L’âge très avancé de l’homme n’adoucissait en rien sa voix qui claquait aux oreilles de Rhiannon tel un fouet, spécialement lorsqu’il prononça son nom de famille, celui de son père.

- Ils ne tuent pas un chef ou un roi dans le noir. Au contraire, ils le tuent là où toute la cour ou ses gens peuvent le voir mourir. »

Les meurtriers des grands de ce monde préféraient offrir leur acte interdit devant toute une audience plutôt que de se terrer à l’abri des regards ? Le poison restait toutefois l’arme des lâches et des perfides et Aswollt Stackworth n’avait rien soupçonné avant de mourir dans d’atroces souffrances. Rhiannon sentit l’indignation lui monter aux yeux, sa respiration s’accélérer. Les années pourraient inlassablement passer et encore douloureusement lui remémorer à jamais les convulsions de son père à l’agonie avant sa mort.

D’elle-même, la chamane s’approcha de Rhiannon.

« Kurere, je te déconseille d’approcher pour ta sécurité, dit Pertho d’un ton réprobateur.

- Bien, bien, bien, susurra la chamane en faisant nerveusement signe de la main au garde pour qu’il s’écarte de la captive.

La sorcière ne se tenait désormais plus qu’à quelques centimètres de Rhiannon, l’avertissement de Pertho n’avait en définitive pas trouvé grâce à ses yeux. Elle se mit à observer la jeune fille sous toutes les coutures et lui tourna autour, avant de passer rapidement sa main dans ses cheveux d’un brun foncé.

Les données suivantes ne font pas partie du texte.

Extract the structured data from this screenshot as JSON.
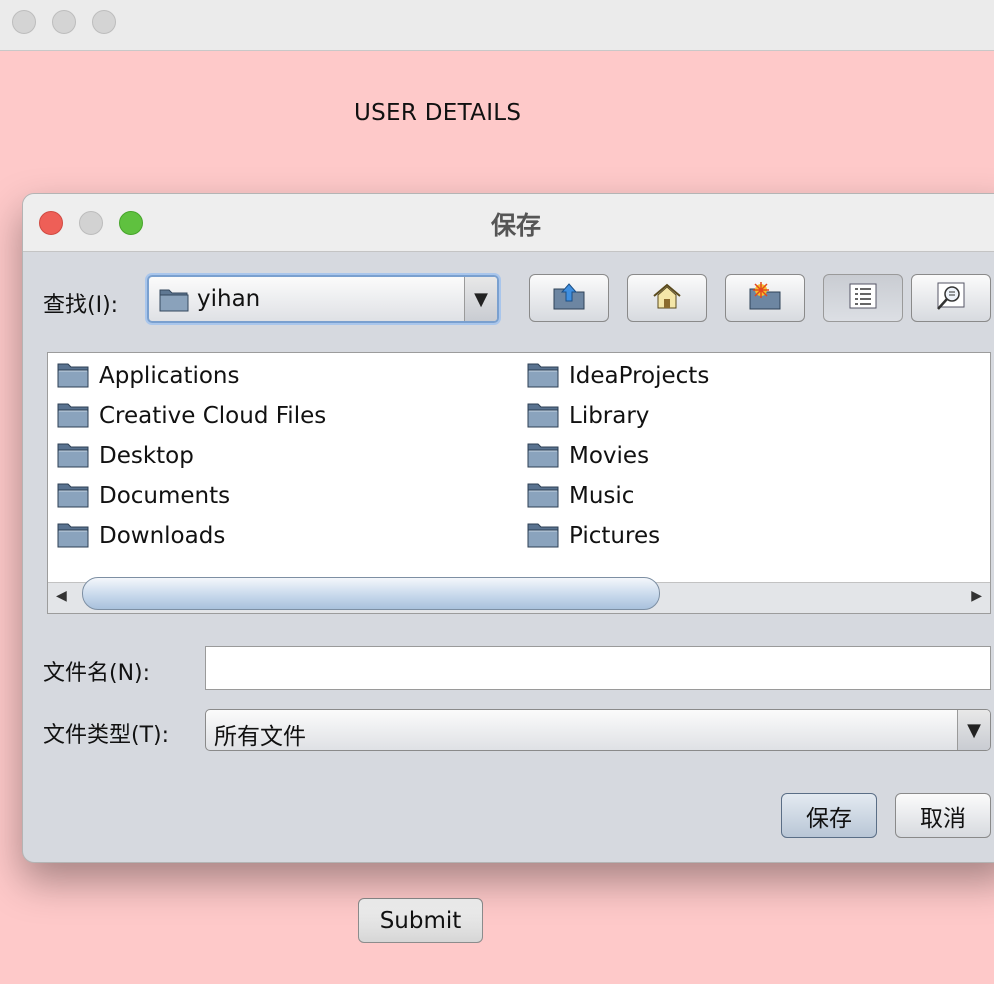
{
  "main_window": {
    "title": "USER DETAILS",
    "submit_label": "Submit"
  },
  "dialog": {
    "title": "保存",
    "look_in_label": "查找(I):",
    "look_in_value": "yihan",
    "toolbar": {
      "up_icon": "up-one-level-icon",
      "home_icon": "home-icon",
      "new_folder_icon": "new-folder-icon",
      "list_view_icon": "list-view-icon",
      "details_view_icon": "details-view-icon"
    },
    "files_left": [
      "Applications",
      "Creative Cloud Files",
      "Desktop",
      "Documents",
      "Downloads"
    ],
    "files_right": [
      "IdeaProjects",
      "Library",
      "Movies",
      "Music",
      "Pictures"
    ],
    "file_name_label": "文件名(N):",
    "file_name_value": "",
    "file_type_label": "文件类型(T):",
    "file_type_value": "所有文件",
    "save_label": "保存",
    "cancel_label": "取消"
  },
  "colors": {
    "window_background": "#fec9c9",
    "dialog_background": "#d6d9df",
    "close_button": "#ee5f57",
    "zoom_button": "#5fc13f"
  }
}
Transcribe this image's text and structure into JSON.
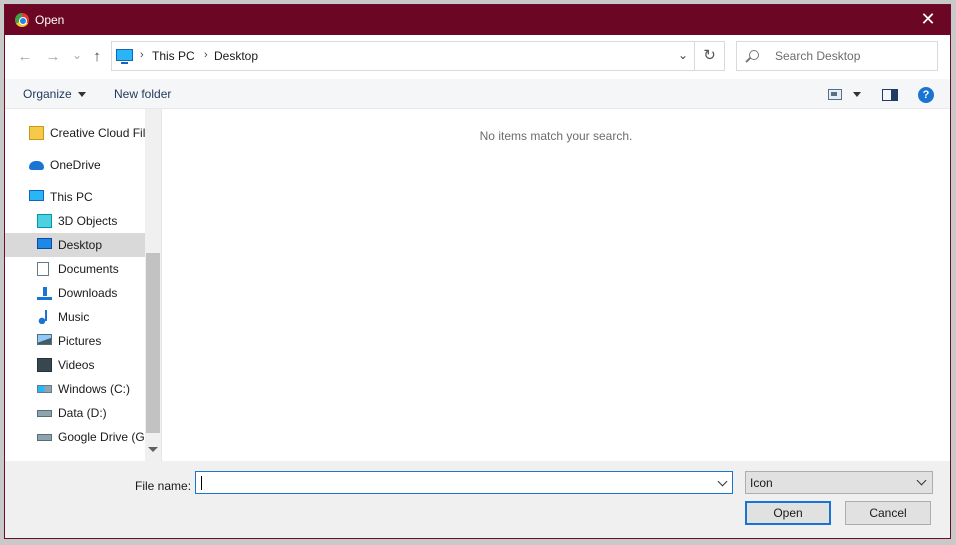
{
  "window": {
    "title": "Open",
    "close_glyph": "✕"
  },
  "address": {
    "back_glyph": "←",
    "forward_glyph": "→",
    "recent_glyph": "⌄",
    "up_glyph": "↑",
    "crumbs": [
      "This PC",
      "Desktop"
    ],
    "separator": "›",
    "refresh_glyph": "↻",
    "search_placeholder": "Search Desktop"
  },
  "toolbar": {
    "organize_label": "Organize",
    "new_folder_label": "New folder",
    "help_glyph": "?"
  },
  "nav": {
    "items": [
      {
        "label": "Creative Cloud Fil",
        "icon": "creative-cloud-icon"
      },
      {
        "label": "OneDrive",
        "icon": "cloud-icon"
      },
      {
        "label": "This PC",
        "icon": "computer-icon"
      },
      {
        "label": "3D Objects",
        "icon": "cube-icon"
      },
      {
        "label": "Desktop",
        "icon": "desktop-icon",
        "selected": true
      },
      {
        "label": "Documents",
        "icon": "document-icon"
      },
      {
        "label": "Downloads",
        "icon": "download-icon"
      },
      {
        "label": "Music",
        "icon": "music-icon"
      },
      {
        "label": "Pictures",
        "icon": "picture-icon"
      },
      {
        "label": "Videos",
        "icon": "video-icon"
      },
      {
        "label": "Windows (C:)",
        "icon": "drive-windows-icon"
      },
      {
        "label": "Data (D:)",
        "icon": "drive-icon"
      },
      {
        "label": "Google Drive (G:",
        "icon": "drive-icon"
      }
    ]
  },
  "content": {
    "empty_message": "No items match your search."
  },
  "footer": {
    "file_name_label": "File name:",
    "file_name_value": "",
    "file_type_value": "Icon",
    "open_label": "Open",
    "cancel_label": "Cancel"
  },
  "colors": {
    "titlebar": "#6b0625",
    "accent": "#1a74d2",
    "selected_row": "#d9d9d9"
  }
}
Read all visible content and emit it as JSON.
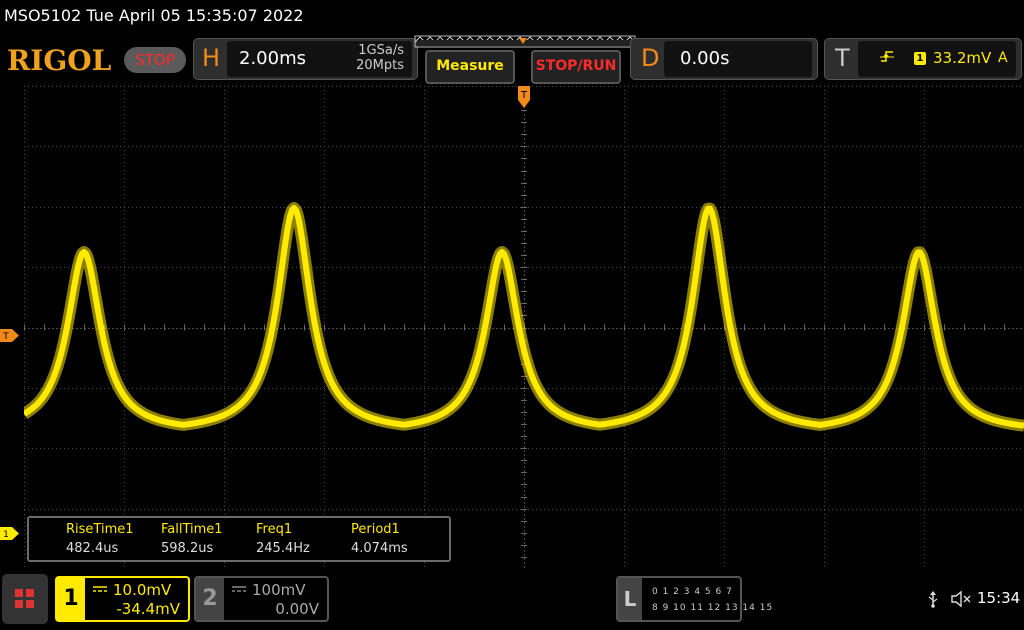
{
  "titlebar": {
    "text": "MSO5102  Tue April 05 15:35:07 2022"
  },
  "toolbar": {
    "logo": "RIGOL",
    "run_state": "STOP",
    "horizontal": {
      "letter": "H",
      "timebase": "2.00ms",
      "sample_rate": "1GSa/s",
      "memory_depth": "20Mpts"
    },
    "measure_label": "Measure",
    "stop_run_label": "STOP/RUN",
    "delay": {
      "letter": "D",
      "value": "0.00s"
    },
    "trigger": {
      "letter": "T",
      "source": "1",
      "level": "33.2mV",
      "mode": "A",
      "edge_icon": "rising-edge-icon"
    }
  },
  "markers": {
    "trigger_level": "T",
    "ch1_ground": "1"
  },
  "measurements": [
    {
      "label": "RiseTime1",
      "value": "482.4us"
    },
    {
      "label": "FallTime1",
      "value": "598.2us"
    },
    {
      "label": "Freq1",
      "value": "245.4Hz"
    },
    {
      "label": "Period1",
      "value": "4.074ms"
    }
  ],
  "channels": {
    "ch1": {
      "number": "1",
      "scale": "10.0mV",
      "offset": "-34.4mV",
      "color": "#ffea00"
    },
    "ch2": {
      "number": "2",
      "scale": "100mV",
      "offset": "0.00V",
      "color": "#888888"
    }
  },
  "logic": {
    "letter": "L",
    "row1": "0 1 2 3  4 5 6 7",
    "row2": "8 9 10 11 12 13 14 15"
  },
  "status": {
    "time": "15:34"
  },
  "colors": {
    "trace": "#ffea00",
    "accent": "#f28a1a",
    "stop": "#ff2a2a",
    "grid": "#4a4a4a"
  },
  "waveform": {
    "peaks": [
      {
        "x_div": 0.6,
        "height": "low"
      },
      {
        "x_div": 2.7,
        "height": "high"
      },
      {
        "x_div": 4.78,
        "height": "low"
      },
      {
        "x_div": 6.85,
        "height": "high"
      },
      {
        "x_div": 8.95,
        "height": "low"
      }
    ]
  }
}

- Es-tu… perdue ? lui demanda la Chaman.

Elle lui prit la tête dans ses mains, la tourna légèrement sur les côtés, et observait, à gauche et à droite. Pertho, déconcerté, n’en resta pas moins silencieux.

- Chamane, que fais-tu ? demanda-t-il d’un ton autoritaire.

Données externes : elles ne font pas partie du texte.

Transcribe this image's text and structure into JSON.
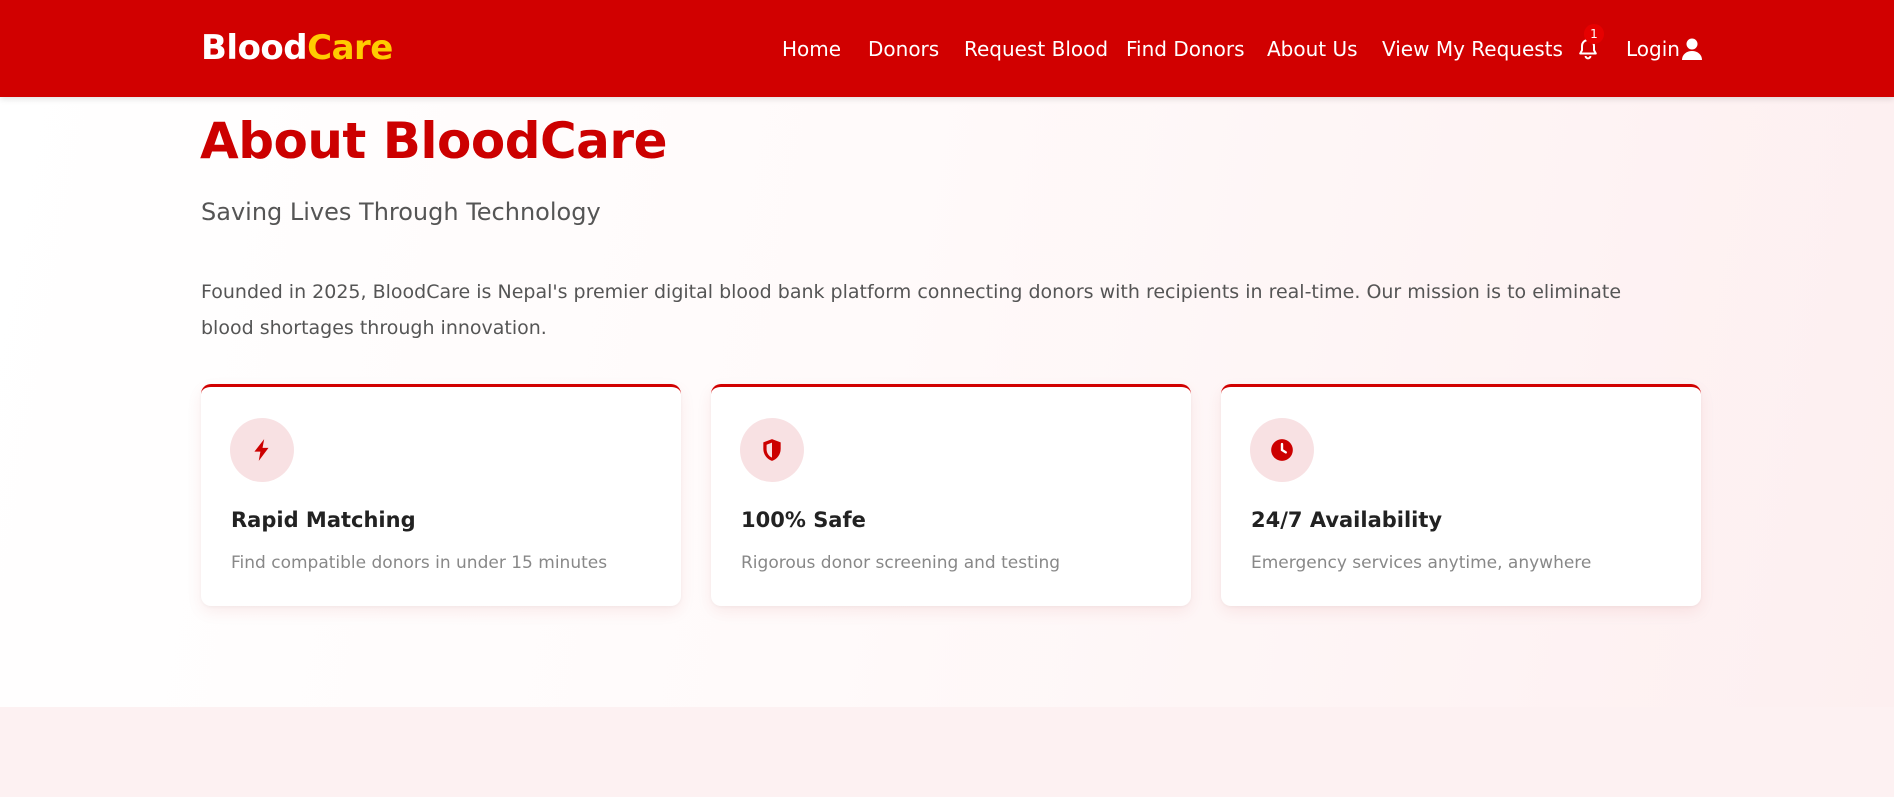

- Ainsi, tu as perdu ton chemin, dit-elle à Rhiannon l’instant d’après dans un souffle, sans prêter plus d’attention à Pertho. Tu as traversé des épreuves, mais il y en a encore plus à venir… et tu sais pertinemment que tu ne trouveras pas la paix sans aide.

Une profonde et brusque chute dans les méandres de son cœur et de son âme. Cette révélation avait ouvert en Rhiannon la porte vers un chemin inexploré dans les ténèbres de son for intérieur.

- Qu’elle approche, dit Berkano.

Pertho, qui ne pouvait plus se contenir, désapprouva, la main sur la dague qu’il portait à la ceinture.

- C’est une meurtrière en fuite, Berkano, tu ne peux pas autoriser ça !

- Bien sûr que si. Si cette fille a vraiment empoisonné son père en public, alors tuer un pauvre vieillard aveugle ne lui apportera pas plus d’honneur. Approche, j’ai dit, que je puisse toucher ton visage.

Pertho, d’un air mauvais, prit Rhiannon par le bras et, avec le garde, l’amena jusqu’à la grande chaise en bois.

De la pitié. C’est bien de la pitié qu’éprouva Rhiannon pour le vieil homme. Berkano était sénile, on ressentait bien en l’observant la déliquescence d’un chef de clan sur le point d'abandonner son poste afin que quelqu'un d'autre prenne sa place, mais il était de toute évidence encore doué de raison. Il approcha doucement ses mains tremblantes et pressa légèrement le front et les yeux de Rhiannon pour mémoriser son visage.

- Rhiannon Stackworth… En attendant notre jugement sur le sort qui te sera réservé, ce soir toute cette assemblée se fera un plaisir de manger et de boire en l’honneur de ta capture. Maintenant, va-t-en, ta présence ici rend mon fils et mes hommes nerveux, ordonna Berkano.

Pertho était donc le fils de Berkano ?

- Jera, viens m’aider ! » gronda Pertho d’un regard noir.